At 03:24 PM 2/11/2010, Jed Rothwell wrote:
Natural selection ensures that no widespread condition can be pathological.
That's correct. However, what is normal to a degree is not normal in
the extreme. And "normal" is not a synonym for "healthy."
Further, there are genetic variations within populations, in short,
there are different kinds of people.
Unless you are talking about a population afflicted by the black
plague, all normal functions, organs and behaviors are healthy, by
definition. Anything widespread or common is healthier than the
obverse condition. That includes debilitating conditions such as
sickle cell anemia in the black population. That is healthier in
the African environment the black population lived in.

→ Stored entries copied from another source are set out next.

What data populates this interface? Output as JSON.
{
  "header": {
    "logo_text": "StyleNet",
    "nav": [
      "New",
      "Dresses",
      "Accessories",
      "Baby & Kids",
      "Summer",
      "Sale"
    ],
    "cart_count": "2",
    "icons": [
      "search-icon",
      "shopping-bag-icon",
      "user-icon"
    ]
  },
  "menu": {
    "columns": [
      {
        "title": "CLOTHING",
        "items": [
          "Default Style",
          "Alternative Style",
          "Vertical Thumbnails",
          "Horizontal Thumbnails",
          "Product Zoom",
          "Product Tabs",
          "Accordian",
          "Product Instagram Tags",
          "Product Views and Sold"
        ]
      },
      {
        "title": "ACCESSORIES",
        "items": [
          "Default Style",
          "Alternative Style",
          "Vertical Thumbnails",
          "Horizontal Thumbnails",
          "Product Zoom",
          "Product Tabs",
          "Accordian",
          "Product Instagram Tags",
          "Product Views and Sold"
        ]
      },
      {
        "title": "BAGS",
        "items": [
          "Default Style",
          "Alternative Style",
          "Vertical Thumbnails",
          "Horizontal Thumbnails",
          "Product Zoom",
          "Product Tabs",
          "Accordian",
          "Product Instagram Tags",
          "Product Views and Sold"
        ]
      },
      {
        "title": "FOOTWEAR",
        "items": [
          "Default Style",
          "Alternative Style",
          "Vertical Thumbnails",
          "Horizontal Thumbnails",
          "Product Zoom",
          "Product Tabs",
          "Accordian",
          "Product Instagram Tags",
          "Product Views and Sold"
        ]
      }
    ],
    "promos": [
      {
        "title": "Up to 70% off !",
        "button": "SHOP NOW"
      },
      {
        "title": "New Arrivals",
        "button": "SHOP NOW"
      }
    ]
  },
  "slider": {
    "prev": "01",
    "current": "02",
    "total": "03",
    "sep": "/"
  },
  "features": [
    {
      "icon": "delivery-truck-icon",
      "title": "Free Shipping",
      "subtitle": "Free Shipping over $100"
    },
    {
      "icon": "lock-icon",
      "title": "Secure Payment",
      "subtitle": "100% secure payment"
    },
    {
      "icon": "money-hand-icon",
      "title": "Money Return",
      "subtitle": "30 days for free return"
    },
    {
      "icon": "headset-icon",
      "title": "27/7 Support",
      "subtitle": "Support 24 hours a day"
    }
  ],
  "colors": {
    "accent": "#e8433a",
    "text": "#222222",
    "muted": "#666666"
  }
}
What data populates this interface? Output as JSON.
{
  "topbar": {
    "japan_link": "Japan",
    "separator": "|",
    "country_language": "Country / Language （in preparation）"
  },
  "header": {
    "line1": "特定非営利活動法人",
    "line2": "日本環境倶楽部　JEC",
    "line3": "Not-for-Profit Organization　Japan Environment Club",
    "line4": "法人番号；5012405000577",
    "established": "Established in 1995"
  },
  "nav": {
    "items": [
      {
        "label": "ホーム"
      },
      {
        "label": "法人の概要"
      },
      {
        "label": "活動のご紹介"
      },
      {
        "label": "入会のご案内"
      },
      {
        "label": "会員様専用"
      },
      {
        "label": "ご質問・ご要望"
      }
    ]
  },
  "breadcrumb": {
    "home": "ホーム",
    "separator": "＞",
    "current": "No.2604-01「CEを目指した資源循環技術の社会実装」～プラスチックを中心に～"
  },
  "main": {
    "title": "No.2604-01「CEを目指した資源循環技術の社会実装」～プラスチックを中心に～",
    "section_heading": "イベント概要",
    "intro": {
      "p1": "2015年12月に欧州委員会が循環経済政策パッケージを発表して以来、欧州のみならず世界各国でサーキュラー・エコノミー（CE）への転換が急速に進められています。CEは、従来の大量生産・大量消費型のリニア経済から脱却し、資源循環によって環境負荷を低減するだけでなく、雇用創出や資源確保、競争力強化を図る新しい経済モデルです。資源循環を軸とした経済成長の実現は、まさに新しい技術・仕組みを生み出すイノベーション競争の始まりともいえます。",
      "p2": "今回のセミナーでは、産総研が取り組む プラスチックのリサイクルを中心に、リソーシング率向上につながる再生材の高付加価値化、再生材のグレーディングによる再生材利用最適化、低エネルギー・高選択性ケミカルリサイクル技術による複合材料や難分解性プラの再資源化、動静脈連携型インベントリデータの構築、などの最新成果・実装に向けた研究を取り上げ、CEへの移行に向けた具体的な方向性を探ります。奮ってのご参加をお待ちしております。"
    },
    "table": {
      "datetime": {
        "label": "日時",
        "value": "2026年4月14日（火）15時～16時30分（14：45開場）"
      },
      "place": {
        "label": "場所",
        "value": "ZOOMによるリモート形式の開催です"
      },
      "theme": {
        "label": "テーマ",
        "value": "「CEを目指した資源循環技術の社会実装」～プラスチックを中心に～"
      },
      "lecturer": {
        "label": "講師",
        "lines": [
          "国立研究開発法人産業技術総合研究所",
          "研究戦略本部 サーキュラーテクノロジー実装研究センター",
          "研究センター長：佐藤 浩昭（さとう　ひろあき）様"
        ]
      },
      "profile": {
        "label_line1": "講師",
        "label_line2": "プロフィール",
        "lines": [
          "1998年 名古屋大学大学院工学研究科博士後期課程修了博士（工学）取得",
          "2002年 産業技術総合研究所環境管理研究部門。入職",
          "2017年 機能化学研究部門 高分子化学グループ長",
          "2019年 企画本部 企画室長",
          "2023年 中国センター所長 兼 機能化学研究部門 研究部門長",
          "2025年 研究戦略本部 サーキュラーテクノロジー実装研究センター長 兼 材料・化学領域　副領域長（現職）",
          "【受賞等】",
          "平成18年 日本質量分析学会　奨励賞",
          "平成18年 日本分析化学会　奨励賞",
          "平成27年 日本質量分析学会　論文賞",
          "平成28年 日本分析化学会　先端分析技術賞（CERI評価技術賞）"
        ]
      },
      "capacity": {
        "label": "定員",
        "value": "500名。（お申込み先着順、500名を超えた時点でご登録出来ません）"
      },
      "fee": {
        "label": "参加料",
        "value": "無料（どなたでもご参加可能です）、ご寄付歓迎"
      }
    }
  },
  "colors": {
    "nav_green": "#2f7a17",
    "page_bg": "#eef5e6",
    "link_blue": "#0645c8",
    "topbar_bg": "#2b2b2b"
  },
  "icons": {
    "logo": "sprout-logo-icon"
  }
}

You are using circular definitions.
That the sickle-cell variation is healthier in Africa does not mean
that it is here and now in the U.S.
That reasoning from conclusions worked in some environment thousands
of years ago doesn't mean that it's healthy now. Particularly for a
scientist. Context, Jed, don't leave home without it.
To be sure, there are many behaviors and mental conditions that
cause problems in the circumstances of modern civilization. For
example, many children, especially little boys, have difficulty
keeping quiet sitting all day in a classroom. They are diagnosed
with ADD. There is nothing wrong with them! Children are evolved to
run around outdoors playing and learning, not to sit on their butts.
Diagnosing ADD in them is like diagnosing a Labrador retriever with
a pathological desire to swim and retrieve ducks, sticks, or
anything that floats. The kids are fine; the problem here is with
modern civilization and our absurd methods of education.
That is not to say there is no such thing as ADD, or paranoia or
other abnormal or pathological conditions. However they are rare,
and if they were not rare, we would be extinct.
ADD is not rare. It's a developmental disorder, so normal behavior
for a kid of a certain age may not be for a kid who is older.
Paranoia is rarer, as a full-blown syndrome. I've seen it up very
close. As a trait or occasional behavior, it is far more common.
Your approach is not without validity, but ADD is quite real, I
testify, as I have it and so do my kids and my older brother and
probably my father did. It's a *difference*, and, like the
sickle-cell gene, it confers some benefits as well as some
disabilities. I wouldn't give it up for anything, but I do have to
factor for it.
To take another example, human metabolism is perfectly okay. It
often results in pathological obesity in the unnatural conditions of
modern society. Again, society is the problem, since obesity was
rare as recently as the 1960s. This problem can easily be fixed, by
adjusting agriculture subsidies for unhealthy foods, changing the
layout of grocery stores, and a few other commonsense steps.
You'd probably get the rules wrong, i.e., you might make things worse
than without them. Or not. The "pathological conditions of modern
society" probably began with agriculture, the first mass-production
technique. Doesn't mean I want to do without agriculture! But there
are consequences. Obesity is only one part of it, there is diabetes,
heart disease, cancer, the "diseases of civilization."
Trying to tweak people's metabolism with drugs, or interfering in
their physical digestion with gastric bands, is a disastrously
stupid approach, in my opinion. A problem that is clearly caused by
changes in environment should be fixed by changing the environment
back the way it was.
How far back? And how much do we change? And who manages said change?